James Madison Papers
Documents filtered by: Period="post-Madison Presidency"
sorted by: date (ascending)
Permanent link for this document:
https://founders.archives.gov/documents/Madison/04-01-02-0017

To James Madison from Edward Coles, 20 March 1817

From Edward Coles

London March 20. 1817

My dear Sir

Mr. Birkbeck,1 a very extensive, and one of the most scientific and best practical agriculturalists of England, not liking the present state of things here, and having a very exalted opinion of our Country, and being also a great admirer of its political institutions, has determined to remove to and settle in it with his Family. Knowing your partiality for agriculture, I take the liberty of introducing this great proficient in that art to you. You will find him a perfect Gentleman, of very prepossessing manners, of fine talents, and of general and extensive information. He holds a very large farm about 30 miles from this, on which I have had the pleasure of spending some days with him, and of seeing the first style of cultivation, and of examining a great number of his implements of husbandry, many of which have either been invented or improved by himself. In addition to his skill and improvements in agriculture, this Gentleman is known to the public as the author of a tour through France, and of several essays on agriculture, the management of sheep &c. The desire I feel as well from the respect I entertain for this Gentleman, as from my conviction of the value of such a man to our Country, induces me to pay him every attention and afford him every facility in my powe⟨r⟩ to his becoming well acquainted with and prepossessed i⟨n⟩ favor of it. This must be my excuse for the liberty I take in presenting him to you—of which occasion I gladly avail myself to renew to you and Mrs. M. the assuran⟨ce⟩ of my devoted and unchangeable regard

Edward Coles2

I have written Payne3 several long letters from whom I have not recd. a single line since I left America. I hope to have the pleasure of seeing my friends in August.

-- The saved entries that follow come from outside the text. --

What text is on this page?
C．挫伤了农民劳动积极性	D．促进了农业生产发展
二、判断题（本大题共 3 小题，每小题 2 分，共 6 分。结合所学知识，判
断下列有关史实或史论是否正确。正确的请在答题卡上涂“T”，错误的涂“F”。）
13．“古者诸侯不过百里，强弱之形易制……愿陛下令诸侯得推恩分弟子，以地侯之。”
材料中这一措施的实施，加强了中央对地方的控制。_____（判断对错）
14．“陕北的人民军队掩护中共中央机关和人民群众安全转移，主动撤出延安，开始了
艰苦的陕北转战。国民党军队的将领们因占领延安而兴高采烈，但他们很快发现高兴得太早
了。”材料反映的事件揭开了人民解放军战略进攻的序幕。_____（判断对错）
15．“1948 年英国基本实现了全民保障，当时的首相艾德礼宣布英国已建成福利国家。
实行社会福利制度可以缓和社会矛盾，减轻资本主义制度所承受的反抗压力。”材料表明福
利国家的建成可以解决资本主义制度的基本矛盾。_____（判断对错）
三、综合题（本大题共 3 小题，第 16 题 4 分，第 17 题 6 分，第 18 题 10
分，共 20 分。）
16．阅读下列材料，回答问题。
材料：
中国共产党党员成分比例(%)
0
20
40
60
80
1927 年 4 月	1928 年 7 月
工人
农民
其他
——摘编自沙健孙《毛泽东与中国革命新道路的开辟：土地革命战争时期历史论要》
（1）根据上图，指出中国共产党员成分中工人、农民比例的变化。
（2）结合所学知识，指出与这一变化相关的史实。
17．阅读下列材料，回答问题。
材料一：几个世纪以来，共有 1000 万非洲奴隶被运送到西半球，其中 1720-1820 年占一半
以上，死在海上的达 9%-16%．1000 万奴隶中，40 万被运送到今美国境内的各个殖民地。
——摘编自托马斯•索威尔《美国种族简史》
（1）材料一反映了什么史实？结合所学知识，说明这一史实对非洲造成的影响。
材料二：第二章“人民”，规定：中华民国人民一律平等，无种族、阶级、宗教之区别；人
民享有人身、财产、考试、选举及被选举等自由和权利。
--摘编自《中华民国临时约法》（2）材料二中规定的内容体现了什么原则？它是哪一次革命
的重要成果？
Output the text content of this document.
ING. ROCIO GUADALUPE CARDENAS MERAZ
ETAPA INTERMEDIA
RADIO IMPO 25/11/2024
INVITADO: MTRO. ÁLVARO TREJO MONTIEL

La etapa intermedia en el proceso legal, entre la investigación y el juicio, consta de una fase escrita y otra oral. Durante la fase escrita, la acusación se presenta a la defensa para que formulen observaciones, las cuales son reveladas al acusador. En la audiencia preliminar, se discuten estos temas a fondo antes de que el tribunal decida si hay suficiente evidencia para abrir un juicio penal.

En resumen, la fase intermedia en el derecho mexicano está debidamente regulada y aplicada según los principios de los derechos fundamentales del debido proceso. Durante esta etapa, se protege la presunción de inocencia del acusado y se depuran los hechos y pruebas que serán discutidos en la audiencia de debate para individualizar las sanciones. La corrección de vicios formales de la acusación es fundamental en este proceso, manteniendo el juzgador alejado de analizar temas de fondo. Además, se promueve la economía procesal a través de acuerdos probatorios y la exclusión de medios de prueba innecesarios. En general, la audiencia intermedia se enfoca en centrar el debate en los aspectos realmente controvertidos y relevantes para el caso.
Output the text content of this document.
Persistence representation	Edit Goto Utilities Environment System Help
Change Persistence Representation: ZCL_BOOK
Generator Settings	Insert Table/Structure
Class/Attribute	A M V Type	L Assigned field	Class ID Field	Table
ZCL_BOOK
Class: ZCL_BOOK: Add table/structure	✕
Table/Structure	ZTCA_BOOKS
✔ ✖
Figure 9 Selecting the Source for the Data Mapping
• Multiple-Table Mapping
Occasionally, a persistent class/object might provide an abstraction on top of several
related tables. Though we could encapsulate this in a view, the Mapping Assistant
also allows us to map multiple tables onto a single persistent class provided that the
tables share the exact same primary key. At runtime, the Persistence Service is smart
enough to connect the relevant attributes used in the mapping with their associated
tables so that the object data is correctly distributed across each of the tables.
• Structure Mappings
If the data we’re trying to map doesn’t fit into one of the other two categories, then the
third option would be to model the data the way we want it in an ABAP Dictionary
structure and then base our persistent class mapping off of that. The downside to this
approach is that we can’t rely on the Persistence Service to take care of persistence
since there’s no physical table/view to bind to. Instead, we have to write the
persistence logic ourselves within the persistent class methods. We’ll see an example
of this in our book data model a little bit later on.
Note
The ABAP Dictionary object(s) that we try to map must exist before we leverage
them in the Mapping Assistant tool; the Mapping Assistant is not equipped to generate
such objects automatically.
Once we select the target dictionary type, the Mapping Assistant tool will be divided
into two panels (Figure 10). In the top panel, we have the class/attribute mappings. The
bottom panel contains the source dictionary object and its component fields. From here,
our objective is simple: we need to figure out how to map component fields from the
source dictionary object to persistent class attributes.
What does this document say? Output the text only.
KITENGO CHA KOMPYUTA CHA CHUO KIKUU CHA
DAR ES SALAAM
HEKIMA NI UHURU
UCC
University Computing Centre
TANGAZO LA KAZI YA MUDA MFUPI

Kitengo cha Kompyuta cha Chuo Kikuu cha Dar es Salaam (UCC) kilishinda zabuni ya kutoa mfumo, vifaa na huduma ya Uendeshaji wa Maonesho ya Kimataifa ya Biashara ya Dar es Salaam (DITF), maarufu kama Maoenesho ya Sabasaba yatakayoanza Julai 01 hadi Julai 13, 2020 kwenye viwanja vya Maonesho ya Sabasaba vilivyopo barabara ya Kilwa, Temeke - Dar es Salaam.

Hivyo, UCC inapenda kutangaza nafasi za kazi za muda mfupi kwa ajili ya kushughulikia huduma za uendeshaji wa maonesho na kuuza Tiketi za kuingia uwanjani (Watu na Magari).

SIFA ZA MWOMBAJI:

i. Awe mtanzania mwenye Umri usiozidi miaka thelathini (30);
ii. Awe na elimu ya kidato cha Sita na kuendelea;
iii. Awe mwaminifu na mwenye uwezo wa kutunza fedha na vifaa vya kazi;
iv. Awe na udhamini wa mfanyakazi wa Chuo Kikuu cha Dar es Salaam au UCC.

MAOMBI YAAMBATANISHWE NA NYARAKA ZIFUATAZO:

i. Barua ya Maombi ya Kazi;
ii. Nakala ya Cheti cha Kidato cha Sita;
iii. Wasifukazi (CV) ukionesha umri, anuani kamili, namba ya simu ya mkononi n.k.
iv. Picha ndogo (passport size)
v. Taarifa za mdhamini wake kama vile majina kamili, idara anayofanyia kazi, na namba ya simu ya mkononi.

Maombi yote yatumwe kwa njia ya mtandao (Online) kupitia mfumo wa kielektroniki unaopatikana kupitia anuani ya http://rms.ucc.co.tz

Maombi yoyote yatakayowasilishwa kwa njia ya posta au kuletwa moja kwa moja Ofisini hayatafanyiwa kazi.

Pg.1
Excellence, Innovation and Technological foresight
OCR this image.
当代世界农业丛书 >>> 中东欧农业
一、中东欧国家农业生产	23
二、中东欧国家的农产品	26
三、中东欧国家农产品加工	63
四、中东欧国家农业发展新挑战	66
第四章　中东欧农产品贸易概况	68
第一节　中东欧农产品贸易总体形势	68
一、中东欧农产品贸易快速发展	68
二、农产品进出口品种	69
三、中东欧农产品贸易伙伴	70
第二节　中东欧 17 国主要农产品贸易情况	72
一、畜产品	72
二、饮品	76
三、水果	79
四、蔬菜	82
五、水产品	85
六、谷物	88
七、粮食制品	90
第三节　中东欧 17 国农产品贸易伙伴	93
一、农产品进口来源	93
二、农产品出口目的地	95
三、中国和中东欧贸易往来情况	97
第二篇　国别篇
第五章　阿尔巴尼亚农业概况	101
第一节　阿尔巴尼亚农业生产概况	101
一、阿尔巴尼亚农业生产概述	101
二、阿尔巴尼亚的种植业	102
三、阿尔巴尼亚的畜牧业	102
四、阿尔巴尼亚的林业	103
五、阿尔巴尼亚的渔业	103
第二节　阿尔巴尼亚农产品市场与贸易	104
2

RC (ICHi). Docketed by JM.

1Morris Birkbeck (1764–1825), author of Notes on a Journey through France … (London, 1814), was an English agriculturalist who emigrated to the United States in 1817 and settled in Illinois. While there he wrote two books that were influential in encouraging the settlement of the Old Northwest, as well as a series of anti-slavery articles that helped preserve Illinois as a free state.

2Edward Coles (1786–1868) served as JM’s private secretary during his presidency from 1809 to 1815. A member of the Coles family of Albemarle County, Virginia, and a cousin of Dolley Payne Madison (PJM-PS description begins Robert A. Rutland et al., eds., The Papers of James Madison: Presidential Series (6 vols. to date; Charlottesville, Va., 1984—). description ends , 1:49 n. 1), Coles is probably best known for freeing his slaves in 1819 and resettling them in Illinois, where he served as governor of the state, 1822–26. He later married and settled in Philadelphia, where he continued his correspondence with the Madisons.

3John Payne Todd (1792–1852) was Dolley Payne Madison’s son from her first marriage to Philadelphia lawyer John Todd (Mattern and Shulman, Selected Letters of Dolley Payne Madison, 414).